Randwick City Council v Chris Mekler

Case

[1998] NSWLEC 134

05/28/1998

No judgment structure available for this case.

Land and Environment Court


of New South Wales


CITATION: Randwick City Council v. Chris Mekler [1998] NSWLEC 134
PARTIES:

APPLICANT
Randwick City Council

FIRST RESPONDENT
Chris Mekler

SECOND RESPONDENT
Steven Mekler

THIRD RESPONDENT
Rinpurr Pty Ltd
FILE NUMBER(S): 40323 of 1997
CORAM: Bignold J
KEY ISSUES: :-
LEGISLATION CITED: Supreme Court Rules Part 13 Rule 5
CASES CITED:
DATES OF HEARING: 28/05/98
DATE OF JUDGMENT:
05/28/1998
LEGAL REPRESENTATIVES:
APPLICANT
Ms. Gerathy, Solicitor
Bowen and Gerathy
RESPONDENT
Mr. Campbell, Barrister


JUDGMENT:


This is a Motion filed in Court on 22 May 1998 in Class Four proceedings brought by Randwick Council against three named Respondents claiming declaratory and injunctive relief in relation to premises situated at Nos. 8 to 15 Perouse Road, Randwick other than for use as a service station operating between the hours of 7am and 7pm.

The Motion before me today which is brought by the Second Respondent, Chris Mekler, seeks relief pursuant to Supreme Court Rules Part 13 Rule 5, that the proceedings against the Second Respondent be dismissed. The Motion is supported by an affidavit filed by the Second Respondent dated 26 May 1998 in which he deposes to his non-involvement with the premises, the subject of the Class Four proceedings, noting in paragraph 4 that the premises are owned by his father, the First Respondent in the proceedings, and the Company nominated as a Third Respondent.

The Council did not oppose the relief claimed and in those circumstances it was granted. The only outstanding question is that of costs. The Second Respondent is seeking an order for costs in the proceedings. Ms Gerathy, on behalf of the Council, has opposed an order for costs or alternatively has submitted that in the circumstances of the case, costs should be limited to costs of today's Motion.

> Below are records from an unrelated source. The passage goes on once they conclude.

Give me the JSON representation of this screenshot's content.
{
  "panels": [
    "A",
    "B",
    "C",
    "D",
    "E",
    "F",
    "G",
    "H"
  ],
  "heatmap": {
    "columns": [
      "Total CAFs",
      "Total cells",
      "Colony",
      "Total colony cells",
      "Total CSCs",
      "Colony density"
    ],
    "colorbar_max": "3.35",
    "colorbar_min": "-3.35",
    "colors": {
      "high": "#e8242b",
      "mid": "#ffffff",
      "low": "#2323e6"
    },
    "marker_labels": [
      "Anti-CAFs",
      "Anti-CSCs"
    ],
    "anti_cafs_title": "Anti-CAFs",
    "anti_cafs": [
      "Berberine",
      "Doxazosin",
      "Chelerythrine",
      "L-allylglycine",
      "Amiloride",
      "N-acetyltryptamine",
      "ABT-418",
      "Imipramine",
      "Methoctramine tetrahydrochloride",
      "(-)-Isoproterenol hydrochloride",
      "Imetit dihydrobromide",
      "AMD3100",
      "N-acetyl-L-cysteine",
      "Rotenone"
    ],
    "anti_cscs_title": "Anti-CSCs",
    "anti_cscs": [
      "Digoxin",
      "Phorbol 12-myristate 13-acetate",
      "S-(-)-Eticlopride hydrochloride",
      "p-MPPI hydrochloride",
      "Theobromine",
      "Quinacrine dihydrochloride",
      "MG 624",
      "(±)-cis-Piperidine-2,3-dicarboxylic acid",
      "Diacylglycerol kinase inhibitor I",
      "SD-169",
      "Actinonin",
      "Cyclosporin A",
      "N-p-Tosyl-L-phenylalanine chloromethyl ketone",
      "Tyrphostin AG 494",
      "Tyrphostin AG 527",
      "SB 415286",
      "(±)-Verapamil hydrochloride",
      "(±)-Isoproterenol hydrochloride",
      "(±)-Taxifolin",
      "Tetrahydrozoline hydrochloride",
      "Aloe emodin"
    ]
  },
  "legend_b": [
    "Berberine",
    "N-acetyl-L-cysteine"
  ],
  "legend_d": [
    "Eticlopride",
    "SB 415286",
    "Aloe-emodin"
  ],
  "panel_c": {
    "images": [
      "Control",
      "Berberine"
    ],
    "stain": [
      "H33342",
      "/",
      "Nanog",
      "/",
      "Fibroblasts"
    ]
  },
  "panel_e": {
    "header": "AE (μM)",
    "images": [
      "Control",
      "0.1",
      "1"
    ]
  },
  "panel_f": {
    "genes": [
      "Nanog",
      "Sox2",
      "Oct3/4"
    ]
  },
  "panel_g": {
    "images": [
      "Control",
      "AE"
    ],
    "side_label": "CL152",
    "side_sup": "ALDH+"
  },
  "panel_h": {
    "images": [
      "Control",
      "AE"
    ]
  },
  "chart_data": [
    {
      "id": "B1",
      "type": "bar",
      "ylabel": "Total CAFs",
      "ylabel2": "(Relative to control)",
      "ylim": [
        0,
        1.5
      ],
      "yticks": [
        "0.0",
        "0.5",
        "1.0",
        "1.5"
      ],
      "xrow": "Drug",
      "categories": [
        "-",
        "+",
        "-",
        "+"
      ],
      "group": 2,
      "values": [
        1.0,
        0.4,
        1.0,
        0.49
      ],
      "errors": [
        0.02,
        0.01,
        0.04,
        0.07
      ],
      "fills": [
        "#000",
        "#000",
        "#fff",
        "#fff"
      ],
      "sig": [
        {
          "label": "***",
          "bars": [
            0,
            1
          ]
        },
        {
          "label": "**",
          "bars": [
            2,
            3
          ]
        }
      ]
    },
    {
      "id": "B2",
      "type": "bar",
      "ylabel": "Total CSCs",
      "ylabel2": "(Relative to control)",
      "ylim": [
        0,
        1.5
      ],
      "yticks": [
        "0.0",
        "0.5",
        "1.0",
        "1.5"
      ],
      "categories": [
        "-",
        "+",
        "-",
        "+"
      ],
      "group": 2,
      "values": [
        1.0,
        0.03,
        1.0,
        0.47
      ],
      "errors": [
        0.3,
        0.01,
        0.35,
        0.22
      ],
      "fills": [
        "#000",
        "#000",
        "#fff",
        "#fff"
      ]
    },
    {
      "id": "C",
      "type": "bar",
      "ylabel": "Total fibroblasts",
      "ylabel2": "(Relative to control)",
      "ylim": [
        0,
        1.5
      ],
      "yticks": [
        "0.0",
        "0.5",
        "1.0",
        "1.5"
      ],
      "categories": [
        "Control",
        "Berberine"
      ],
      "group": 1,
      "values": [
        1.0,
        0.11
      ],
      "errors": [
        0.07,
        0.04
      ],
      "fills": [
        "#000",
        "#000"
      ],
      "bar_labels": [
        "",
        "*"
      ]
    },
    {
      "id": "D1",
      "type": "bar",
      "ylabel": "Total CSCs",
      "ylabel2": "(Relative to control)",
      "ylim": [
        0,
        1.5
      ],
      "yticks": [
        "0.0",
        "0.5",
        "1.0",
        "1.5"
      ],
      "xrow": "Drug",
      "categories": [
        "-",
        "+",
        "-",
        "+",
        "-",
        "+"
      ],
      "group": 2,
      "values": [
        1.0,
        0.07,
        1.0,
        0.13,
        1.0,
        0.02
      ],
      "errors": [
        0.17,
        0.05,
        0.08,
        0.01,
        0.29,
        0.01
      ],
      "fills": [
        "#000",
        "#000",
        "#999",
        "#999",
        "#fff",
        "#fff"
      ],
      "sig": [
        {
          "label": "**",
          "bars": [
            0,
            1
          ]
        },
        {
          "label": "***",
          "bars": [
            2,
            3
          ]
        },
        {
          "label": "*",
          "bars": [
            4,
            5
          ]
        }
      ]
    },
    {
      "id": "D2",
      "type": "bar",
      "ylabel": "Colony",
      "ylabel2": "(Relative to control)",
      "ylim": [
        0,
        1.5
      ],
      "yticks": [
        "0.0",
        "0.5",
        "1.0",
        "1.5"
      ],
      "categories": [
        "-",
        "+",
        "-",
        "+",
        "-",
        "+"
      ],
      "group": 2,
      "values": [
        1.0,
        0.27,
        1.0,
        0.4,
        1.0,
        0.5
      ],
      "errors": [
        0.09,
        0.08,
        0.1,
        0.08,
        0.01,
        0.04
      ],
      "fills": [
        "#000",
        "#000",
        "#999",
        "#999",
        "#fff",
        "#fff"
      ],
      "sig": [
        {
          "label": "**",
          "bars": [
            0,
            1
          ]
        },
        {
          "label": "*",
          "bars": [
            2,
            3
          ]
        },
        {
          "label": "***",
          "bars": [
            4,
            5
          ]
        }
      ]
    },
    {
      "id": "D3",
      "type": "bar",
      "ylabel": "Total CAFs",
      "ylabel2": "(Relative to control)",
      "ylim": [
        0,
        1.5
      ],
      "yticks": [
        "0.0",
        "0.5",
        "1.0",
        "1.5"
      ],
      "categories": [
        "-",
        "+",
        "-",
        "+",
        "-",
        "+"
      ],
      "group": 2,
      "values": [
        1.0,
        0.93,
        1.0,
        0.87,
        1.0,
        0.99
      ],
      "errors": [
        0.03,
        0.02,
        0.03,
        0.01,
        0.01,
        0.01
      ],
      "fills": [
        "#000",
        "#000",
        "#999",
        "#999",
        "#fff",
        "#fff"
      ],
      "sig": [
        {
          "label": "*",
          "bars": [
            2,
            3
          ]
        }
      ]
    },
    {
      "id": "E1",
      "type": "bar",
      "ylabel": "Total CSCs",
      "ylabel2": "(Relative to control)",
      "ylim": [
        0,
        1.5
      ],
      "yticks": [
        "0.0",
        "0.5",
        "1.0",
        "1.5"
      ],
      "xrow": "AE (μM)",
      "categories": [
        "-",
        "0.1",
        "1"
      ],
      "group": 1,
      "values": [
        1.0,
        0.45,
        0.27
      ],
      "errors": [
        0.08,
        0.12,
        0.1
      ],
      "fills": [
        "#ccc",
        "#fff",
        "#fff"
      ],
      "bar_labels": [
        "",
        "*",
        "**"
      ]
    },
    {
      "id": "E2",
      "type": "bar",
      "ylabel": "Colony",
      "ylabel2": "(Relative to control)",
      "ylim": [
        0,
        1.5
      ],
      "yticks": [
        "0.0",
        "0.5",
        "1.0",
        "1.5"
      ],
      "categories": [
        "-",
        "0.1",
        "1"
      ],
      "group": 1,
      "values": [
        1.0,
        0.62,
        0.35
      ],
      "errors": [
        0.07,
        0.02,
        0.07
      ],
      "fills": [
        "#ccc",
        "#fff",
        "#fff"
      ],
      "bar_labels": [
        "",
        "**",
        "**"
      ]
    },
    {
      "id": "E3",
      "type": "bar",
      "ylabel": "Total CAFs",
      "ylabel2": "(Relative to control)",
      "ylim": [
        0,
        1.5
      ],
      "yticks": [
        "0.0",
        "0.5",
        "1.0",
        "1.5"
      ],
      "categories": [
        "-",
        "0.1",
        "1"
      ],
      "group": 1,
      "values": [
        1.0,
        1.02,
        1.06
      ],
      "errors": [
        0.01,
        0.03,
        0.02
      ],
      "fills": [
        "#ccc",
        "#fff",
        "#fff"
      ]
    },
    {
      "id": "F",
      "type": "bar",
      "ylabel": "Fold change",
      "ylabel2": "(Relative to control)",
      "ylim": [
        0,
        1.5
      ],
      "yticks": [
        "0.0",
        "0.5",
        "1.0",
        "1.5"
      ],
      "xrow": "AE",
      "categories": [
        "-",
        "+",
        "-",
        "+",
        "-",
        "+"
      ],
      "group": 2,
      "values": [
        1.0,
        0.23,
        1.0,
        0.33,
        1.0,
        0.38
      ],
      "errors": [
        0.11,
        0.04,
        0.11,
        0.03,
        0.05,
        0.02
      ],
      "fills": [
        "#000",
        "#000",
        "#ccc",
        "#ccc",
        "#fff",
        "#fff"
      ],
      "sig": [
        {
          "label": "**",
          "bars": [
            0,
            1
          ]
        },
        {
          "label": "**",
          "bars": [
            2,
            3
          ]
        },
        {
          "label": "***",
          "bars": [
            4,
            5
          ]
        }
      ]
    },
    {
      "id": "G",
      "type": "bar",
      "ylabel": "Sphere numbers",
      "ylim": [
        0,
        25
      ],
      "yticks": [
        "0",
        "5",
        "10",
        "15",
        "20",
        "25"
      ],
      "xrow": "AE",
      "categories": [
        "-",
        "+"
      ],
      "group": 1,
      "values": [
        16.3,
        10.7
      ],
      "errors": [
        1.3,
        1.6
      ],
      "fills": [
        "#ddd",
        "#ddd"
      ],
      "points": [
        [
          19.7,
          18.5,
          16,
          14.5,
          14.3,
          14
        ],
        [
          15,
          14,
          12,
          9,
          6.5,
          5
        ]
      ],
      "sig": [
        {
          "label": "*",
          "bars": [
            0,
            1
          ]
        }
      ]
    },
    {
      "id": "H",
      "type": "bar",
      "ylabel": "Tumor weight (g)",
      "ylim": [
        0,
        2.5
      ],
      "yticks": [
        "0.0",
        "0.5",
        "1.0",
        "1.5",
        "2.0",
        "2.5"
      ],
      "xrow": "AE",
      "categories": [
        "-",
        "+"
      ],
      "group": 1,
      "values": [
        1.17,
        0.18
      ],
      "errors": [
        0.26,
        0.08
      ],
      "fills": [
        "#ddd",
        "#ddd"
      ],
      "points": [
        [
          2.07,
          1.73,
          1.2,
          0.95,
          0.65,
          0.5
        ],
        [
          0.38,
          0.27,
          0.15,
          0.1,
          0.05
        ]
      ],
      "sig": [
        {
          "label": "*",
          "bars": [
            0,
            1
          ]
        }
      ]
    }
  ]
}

Those circumstances include the fact that until today the Second Respondent has appeared and participated in the proceedings on his own behalf, but today he appears by Counsel. It is not disputed that he was not served with process until 27 February this year. As it happened, he was served in the precincts of the Court by the Solicitor acting for the Council, Ms Gerathy, and it is not disputed that upon receiving the process, he said that he had no involvement in the case. This was confirmed in his letter dated 10 March 1998 to the Council's Solicitors, (being Exhibit A).

In the circumstances, it appears that the Council has wrongly joined the Second Respondent in its claim for relief in respect of the use of the aforesaid premises. The only basis for joining him is deposed to in Ms Gerathy's affidavit of 26 February this year which indicated that before the action was commenced in Court on 23 December last year and before the Second Respondent was served with process on 27 February this year, business name searches indicated that he was the proprietor of a business registration "Otto Gas" and it was a sign to that effect displayed at the subject premises which provides the only tangible link between the Second Respondent and the Council's course of action in commencing these proceedings.

In all the circumstances, I see no reason why the Second Respondent, having been sued in the action without foundation, should be denied the ordinary costs consequence of the result in the case. Accordingly, I order the Council to pay the Second Respondent's costs in the proceedings including the cost of today's Motion.

The exhibits shall remain on the Court's papers.